While many industries can stay within the guardrails of these ‘safe’ topics, those of us in aged care, by the nature of our work, who we interact with and the situations that are key components of the routine, limiting conversation to the trifecta of sports, weather and the latest twist in Federal monetary policy may not only be hollow but unhealthy.

Death is a reality that all must contend with in aged care, from chief executives to the newest casual hire. As leaders in the field, executives and managers have a great opportunity and impetus to facilitate the space to process death.

Julia Samuel MBE, is a leading British psychotherapist. Over her 30 plus years of professional work she has seen that there are two dominant trends; grief is inevitable and most of us don’t want to look at it. In an industry where death is an ever present reality, this leads to the end point that those in leadership, those with the opportunity to make systemic changes, have a great opportunity and responsibility to implement opportunities to discuss death, to process grief and to work through loss in the professional setting.

The overwhelming time of COVID-19 in residential aged care highlighted many stress points within the industry. One of which was the extremely harmful consequences of isolation and loneliness, for both residents and employees. With the sharp and protracted increase of death in aged care during these years, some centres experienced never before seen rates of mortality. The impact of this is still being understood but one of the areas that came out strongly in anecdotal evidence was that of the emotional and physical burnout of workers. With the seemingly relentless rates of mortality, employees maintained working while having no time to process the loss of many close relationships with residents. 

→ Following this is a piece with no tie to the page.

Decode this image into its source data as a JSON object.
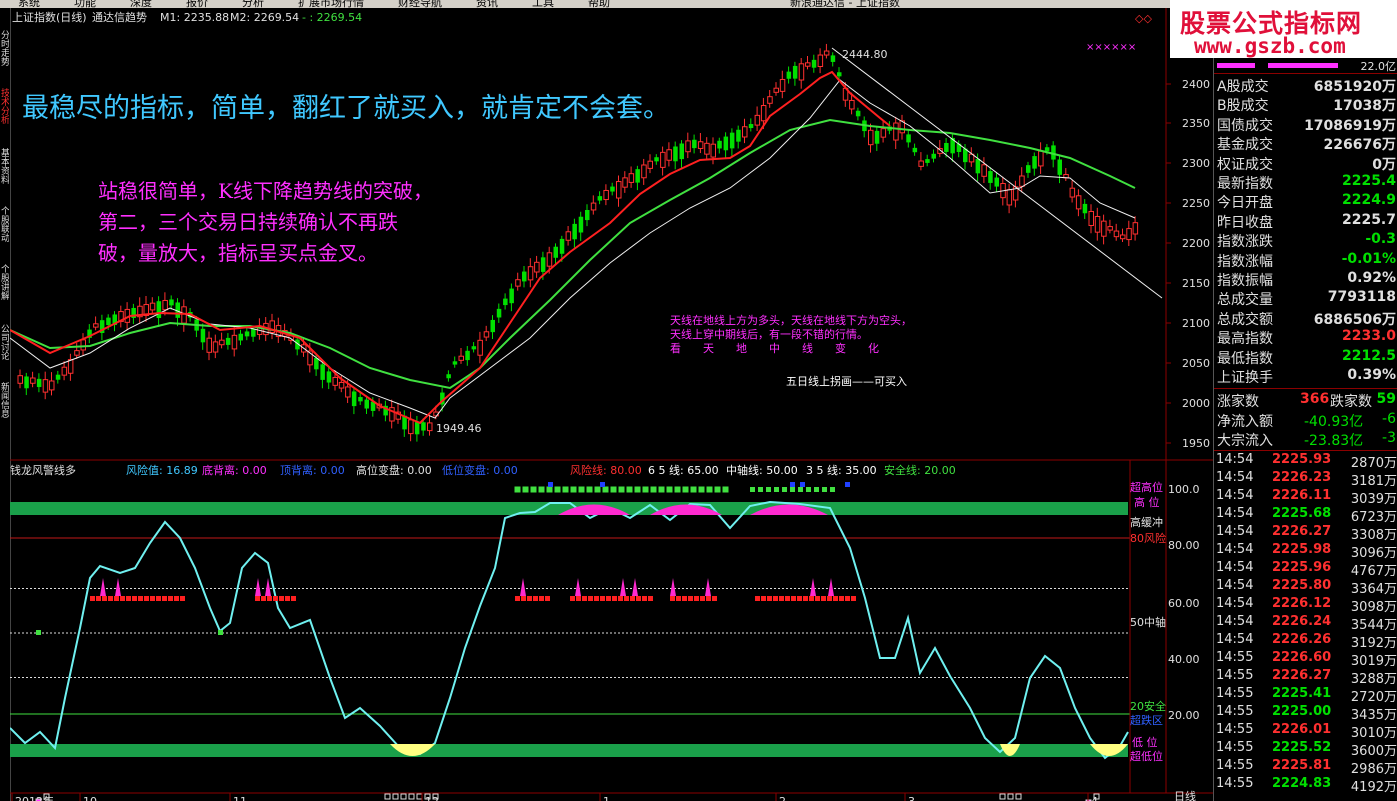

Samuel and her contemporaries highlight why the burnout of COVID-19 for employees was so severe, we as a human species cannot bear the pain of grief alone. This is the most important caveat of grieving. The unfolding feelings from death and grieving loss, cannot be shouldered alone. With residents being alone, families being isolated from loved ones, employees themselves isolated from close partnership with colleagues, it was an profoundly isolating time which compounded the ability to collectively grieve. 

Samuel states in her work that connection with others is what enables us to survive when someone we care about dies. By connecting with other humans in support, connection and solidarity, energy is derived to move in and out of the pain. This is true with the death of a loved one, as well as that of a resident an employee has formed a bond with. Samuel explains that in moving through grief, humans need to be able to turn into it (feeling the pain) and turn away from it (having a break from it and in the professional sense, to keep working) both movements must be supported in the work setting. It’s called the dual process, oscillating between loss orientation and restoration orientation. Understanding that employees will need the opportunity to keep working as normal, and be able to discuss their grief, is the balancing line managers are encouraged to investigate and support. 

It is also helpful for managers to comprehend the ease at which connection is formed. Dr Frates of Harvard’s Medical School and a team of colleagues investigated the core need and drive for human beings to connect, and how this leads to increase physical and mental health. Connection being formed between employees and residents is not only natural but has proven to benefit aged care centres as a whole, with increased resident and professional cohesion. 

For residents and employees, where the daily morning chat has been a constant for years, where conversation about family, career, laughter, even gripes about food and comfort, has flowed, connection has been shared, and constants formed. Samuel explains these constants are neurological truths that we set in place for people we care about. The mind creates maps and pathways of consistency. 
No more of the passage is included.